La giornata dedicata alle minoranze, allora, «serve proprio a ricordare che cittadini cristiani, o di altre religioni non sono cittadini di seconda classe — ricorda — ma hanno i medesimi diritti e doveri , devono godere di pari opportunità e vivere in Pakistan una vita serena, all’insegna di libertà, giustizia e benessere».
E mentre l’esecutivo di Imran Khan può vantare dichiarazioni di principio nel promuovere i diritti e l’uguaglianza delle minoranze religiose, «l’emergenza per la difesa delle minoranze non è cessata: abbiamo bisogno del supporto di organizzazioni internazionali, nonché di una indagine Onu che possa fare luce sulla situazione, rispondendo alle preoccupazioni sul mancato rispetto della libertà religiosa», afferma il legale.
Il cahier de doléances è lungo.
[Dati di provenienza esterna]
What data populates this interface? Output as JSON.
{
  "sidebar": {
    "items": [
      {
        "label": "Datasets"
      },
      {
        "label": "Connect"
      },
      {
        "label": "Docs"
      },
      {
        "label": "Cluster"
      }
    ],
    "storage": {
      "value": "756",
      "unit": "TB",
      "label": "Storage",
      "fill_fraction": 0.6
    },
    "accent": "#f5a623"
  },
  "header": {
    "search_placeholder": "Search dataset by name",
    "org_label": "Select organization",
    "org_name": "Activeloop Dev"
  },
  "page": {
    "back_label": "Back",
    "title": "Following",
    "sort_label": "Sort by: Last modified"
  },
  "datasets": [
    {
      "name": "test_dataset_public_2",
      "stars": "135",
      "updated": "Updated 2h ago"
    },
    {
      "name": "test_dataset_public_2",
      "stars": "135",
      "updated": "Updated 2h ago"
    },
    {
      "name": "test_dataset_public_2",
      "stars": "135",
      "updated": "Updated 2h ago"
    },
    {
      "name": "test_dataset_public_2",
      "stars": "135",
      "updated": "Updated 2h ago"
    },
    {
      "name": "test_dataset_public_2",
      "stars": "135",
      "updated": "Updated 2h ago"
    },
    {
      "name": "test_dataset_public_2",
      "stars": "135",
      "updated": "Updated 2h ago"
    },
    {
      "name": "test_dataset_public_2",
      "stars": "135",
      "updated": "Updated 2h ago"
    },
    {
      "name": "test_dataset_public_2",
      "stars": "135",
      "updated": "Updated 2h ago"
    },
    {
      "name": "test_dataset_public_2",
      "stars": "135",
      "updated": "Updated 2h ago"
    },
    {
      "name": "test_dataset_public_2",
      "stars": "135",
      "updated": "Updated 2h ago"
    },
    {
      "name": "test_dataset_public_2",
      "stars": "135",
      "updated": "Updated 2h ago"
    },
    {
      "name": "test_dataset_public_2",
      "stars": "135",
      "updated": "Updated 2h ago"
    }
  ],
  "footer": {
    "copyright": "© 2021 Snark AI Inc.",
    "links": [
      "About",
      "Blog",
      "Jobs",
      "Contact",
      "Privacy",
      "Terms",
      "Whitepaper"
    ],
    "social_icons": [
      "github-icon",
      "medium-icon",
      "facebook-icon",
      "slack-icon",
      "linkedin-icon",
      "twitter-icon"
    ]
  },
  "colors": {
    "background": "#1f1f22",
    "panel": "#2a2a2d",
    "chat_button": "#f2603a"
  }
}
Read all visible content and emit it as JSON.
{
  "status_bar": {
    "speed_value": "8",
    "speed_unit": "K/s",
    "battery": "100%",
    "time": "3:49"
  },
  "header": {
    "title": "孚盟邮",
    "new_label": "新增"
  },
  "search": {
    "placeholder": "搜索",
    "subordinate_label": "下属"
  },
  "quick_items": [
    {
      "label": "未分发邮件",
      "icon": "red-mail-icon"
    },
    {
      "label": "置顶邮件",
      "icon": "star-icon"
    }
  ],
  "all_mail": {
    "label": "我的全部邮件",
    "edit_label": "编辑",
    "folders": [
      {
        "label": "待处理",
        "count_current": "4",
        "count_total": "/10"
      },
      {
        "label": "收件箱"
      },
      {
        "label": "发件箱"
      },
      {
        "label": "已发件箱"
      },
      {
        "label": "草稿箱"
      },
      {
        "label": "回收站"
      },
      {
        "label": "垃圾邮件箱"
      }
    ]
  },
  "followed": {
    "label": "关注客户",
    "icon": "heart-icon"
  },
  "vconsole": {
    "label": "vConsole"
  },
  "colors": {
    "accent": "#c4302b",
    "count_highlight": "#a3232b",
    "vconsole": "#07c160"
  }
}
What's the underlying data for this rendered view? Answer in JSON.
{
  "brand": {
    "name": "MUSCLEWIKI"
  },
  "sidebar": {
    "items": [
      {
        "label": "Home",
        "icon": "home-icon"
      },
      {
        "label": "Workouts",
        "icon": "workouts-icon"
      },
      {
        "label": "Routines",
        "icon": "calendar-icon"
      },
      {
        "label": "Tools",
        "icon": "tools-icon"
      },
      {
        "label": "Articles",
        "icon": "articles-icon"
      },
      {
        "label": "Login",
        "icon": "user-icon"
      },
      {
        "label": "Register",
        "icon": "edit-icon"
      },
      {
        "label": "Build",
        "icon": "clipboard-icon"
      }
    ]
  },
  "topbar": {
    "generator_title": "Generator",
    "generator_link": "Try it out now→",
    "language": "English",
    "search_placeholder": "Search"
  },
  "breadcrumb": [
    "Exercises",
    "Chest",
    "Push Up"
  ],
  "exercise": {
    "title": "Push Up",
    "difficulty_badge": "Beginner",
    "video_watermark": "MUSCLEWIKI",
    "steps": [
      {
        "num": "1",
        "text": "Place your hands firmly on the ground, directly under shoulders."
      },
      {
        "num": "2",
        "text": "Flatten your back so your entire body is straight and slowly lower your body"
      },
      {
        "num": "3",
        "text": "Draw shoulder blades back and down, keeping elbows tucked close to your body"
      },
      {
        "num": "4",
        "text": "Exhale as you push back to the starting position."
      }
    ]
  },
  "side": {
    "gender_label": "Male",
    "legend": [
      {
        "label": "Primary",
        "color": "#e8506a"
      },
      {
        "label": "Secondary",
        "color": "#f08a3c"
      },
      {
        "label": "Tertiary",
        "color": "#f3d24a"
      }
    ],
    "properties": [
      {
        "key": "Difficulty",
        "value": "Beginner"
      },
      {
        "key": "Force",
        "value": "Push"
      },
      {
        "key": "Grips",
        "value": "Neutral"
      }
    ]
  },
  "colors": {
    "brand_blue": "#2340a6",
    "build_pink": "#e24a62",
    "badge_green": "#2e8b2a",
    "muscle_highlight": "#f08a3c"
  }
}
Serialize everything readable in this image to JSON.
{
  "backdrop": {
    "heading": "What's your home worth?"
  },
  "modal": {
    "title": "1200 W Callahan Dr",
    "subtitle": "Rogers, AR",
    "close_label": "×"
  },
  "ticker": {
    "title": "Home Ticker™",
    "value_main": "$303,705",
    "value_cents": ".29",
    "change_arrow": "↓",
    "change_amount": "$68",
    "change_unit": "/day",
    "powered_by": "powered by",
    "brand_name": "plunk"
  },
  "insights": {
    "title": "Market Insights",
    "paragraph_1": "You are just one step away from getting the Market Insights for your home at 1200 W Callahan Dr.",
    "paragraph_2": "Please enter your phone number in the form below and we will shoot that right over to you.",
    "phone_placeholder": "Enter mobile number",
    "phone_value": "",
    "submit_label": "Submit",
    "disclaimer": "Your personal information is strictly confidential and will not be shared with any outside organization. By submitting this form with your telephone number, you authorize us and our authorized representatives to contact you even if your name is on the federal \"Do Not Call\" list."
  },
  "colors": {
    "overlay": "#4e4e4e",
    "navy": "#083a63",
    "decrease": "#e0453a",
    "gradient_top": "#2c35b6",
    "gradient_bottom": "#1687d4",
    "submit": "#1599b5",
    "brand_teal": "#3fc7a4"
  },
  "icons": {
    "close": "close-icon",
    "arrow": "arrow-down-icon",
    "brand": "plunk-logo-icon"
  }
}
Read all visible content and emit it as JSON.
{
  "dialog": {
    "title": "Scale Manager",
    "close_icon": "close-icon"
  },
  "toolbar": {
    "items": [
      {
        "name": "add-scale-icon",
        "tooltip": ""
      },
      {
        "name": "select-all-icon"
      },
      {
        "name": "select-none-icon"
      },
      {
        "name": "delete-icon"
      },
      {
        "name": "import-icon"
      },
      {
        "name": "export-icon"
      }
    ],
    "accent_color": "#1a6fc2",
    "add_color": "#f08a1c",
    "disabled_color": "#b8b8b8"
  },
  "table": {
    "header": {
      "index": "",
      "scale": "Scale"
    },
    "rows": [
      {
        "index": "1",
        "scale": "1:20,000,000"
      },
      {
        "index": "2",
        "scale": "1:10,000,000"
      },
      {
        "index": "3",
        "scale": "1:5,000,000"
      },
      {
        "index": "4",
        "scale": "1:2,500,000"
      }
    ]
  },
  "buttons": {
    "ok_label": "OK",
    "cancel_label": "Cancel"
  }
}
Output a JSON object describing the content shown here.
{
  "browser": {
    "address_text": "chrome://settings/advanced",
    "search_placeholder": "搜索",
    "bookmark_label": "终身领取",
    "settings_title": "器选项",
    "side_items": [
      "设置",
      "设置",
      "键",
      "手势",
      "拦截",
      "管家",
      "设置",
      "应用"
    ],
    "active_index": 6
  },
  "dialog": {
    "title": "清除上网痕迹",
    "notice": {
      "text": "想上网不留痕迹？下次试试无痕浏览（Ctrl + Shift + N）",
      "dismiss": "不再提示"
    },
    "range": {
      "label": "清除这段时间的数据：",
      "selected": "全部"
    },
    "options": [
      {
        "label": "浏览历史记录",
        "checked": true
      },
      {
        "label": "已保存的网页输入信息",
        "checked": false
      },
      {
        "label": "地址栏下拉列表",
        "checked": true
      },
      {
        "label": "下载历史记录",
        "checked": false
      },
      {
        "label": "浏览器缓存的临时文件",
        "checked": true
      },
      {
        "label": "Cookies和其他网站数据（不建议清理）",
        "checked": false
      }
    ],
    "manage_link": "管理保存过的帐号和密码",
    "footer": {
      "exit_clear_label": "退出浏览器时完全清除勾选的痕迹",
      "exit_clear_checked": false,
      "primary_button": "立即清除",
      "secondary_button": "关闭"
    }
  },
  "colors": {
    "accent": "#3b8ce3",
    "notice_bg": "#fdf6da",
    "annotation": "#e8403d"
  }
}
Gill si riferisce ai 200 cristiani condannati a morte ingiustamente in base alla nota “legge di blasfemia”, che punisce il vilipendio all’islam o al profeta Maometto. La normativa, nel codice penale pakistano, viene però troppo spesso tirata in ballo in modo strumentale per liberarsi di avversari in dispute che non hanno nulla a che vedere con la religione.
Tra i casi elencati, quello dei coniugi cristiani Shafqat Emmanuel e Shagufta Kausar. Genitori di quattro figli, sono stati condannati a morte nel 2014 per l’assurda accusa di aver inviato sms blasfemi. «L’uso improprio della legge di blasfemia resta una piaga nella società che le istituzioni dovrebbero sanare.», nota l’avvocato Gill.
«La vita di un cristiano o di un indù sembra valere ben poco. Lo Stato non fa abbastanza per smentire o contrastare questa mentalità», osserva, ricordando il caso del ragazzo cristiano Bilal Masih percosso a morte dai suoi datori di lavoro. O come rivela il caso di Saima Sardar, infermiera cristiana che ha rifiutato di convertirsi all’islam e di sposare un uomo musulmano e per questo è stata uccisa di recente a Faisalabad.